Replicating Data to Apache Parquet

With Syniti Data Replication, you can replicate relational data to an Apache Parquet target. Parquet is currently supported as a target both in refresh and mirroring. Every session creates either a .ref or .mir file with the content of the replication. The files are in Parquet format.

To define a target connection for Parquet output:

  1.  In the Metadata Explorer, choose Targets, then Add New Connection from the right mouse button.

  2. In the Add Target Connection wizard, type a name for the connection and choose Files - Parquet in the Database field.

  3. In the Set Connection String screen, choose values using the information below.

    Output Folder

    The schema name and location to the Parquet files.

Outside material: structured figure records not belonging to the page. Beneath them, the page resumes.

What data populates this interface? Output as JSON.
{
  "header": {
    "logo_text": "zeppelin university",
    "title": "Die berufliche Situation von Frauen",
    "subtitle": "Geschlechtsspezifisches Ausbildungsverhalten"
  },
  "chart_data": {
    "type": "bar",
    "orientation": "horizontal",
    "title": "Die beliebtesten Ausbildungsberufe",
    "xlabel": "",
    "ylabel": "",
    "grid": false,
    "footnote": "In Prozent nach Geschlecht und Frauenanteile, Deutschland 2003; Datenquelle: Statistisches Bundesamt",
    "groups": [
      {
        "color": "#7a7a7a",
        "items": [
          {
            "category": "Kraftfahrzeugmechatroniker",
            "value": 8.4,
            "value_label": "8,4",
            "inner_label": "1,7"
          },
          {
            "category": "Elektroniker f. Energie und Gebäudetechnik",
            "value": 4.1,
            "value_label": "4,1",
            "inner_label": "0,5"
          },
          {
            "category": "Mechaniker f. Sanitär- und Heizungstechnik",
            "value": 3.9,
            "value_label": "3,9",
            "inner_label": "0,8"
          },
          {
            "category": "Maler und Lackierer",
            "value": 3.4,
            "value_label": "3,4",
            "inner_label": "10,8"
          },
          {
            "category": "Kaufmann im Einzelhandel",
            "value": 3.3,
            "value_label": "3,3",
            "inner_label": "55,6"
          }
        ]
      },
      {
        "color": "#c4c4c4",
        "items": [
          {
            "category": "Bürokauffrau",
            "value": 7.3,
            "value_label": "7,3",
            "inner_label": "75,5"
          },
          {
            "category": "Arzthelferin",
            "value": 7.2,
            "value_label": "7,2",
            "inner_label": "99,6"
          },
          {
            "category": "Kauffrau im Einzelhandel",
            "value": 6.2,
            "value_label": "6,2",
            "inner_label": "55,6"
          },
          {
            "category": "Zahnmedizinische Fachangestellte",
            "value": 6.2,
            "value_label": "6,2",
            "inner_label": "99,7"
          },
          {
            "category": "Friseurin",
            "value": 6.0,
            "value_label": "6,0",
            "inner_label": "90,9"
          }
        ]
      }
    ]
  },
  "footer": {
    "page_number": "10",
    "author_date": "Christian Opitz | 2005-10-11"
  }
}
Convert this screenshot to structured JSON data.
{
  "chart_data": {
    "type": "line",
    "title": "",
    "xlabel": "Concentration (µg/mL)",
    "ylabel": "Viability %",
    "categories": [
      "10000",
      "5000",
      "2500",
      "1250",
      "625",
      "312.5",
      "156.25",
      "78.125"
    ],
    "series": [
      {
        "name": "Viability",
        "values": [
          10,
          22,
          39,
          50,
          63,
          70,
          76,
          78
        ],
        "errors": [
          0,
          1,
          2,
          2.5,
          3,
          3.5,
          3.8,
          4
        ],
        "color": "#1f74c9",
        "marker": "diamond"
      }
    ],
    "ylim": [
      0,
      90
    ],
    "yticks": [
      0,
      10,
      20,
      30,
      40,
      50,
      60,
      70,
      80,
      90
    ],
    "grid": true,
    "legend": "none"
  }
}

Set an Output Folder available to the system where Syniti DR is running.

    Add transactional info Make sure that the Add Transactional Info field is set to Yes, at the beginning.
    Compression

    The compression method desired, Currently supported 0 - None, 1 – Gzip, 2 – Snappy

    • None for no compression. This is the fastest way to write files, however they may end up slightly larger.
    • Snappy is the default level and is a perfect balance between compression and speed.
    • Gzip, using gzip compression, is the slowest, but should produce the best results if maximum compression is your top priority.
    Use Nullable Fields Set to 1 - True to allow nullable fields in Parquet files.
    Use DateTime Fields Set to 1 – True to allow datetime fields in Parquet files. If 0 - False is selected, Strings are used instead of datetime values.
    Use One File Per Group True by default. If True, Syniti DR uses the same file for all streams within the group, a better choice for performance.
  4. Click Next to view the Select Tables screen.
    If this is the first time you have created a Parquet connection using the output folder defined above, the table display will be empty. You can add a representation of target tables after completing the wizard.

  5. Click Next to display the Actions screen,

  6. Optionally choose to continue with creating replications once the wizard is complete.

  7. Click Next to display the summary, then click Finish to create the connection.

  8. The next step is to add target output representation to the Metadata Explorer. This will be represented as relational tables.

Now you can set up replications from whichever source connection you have defined to the Parquet target.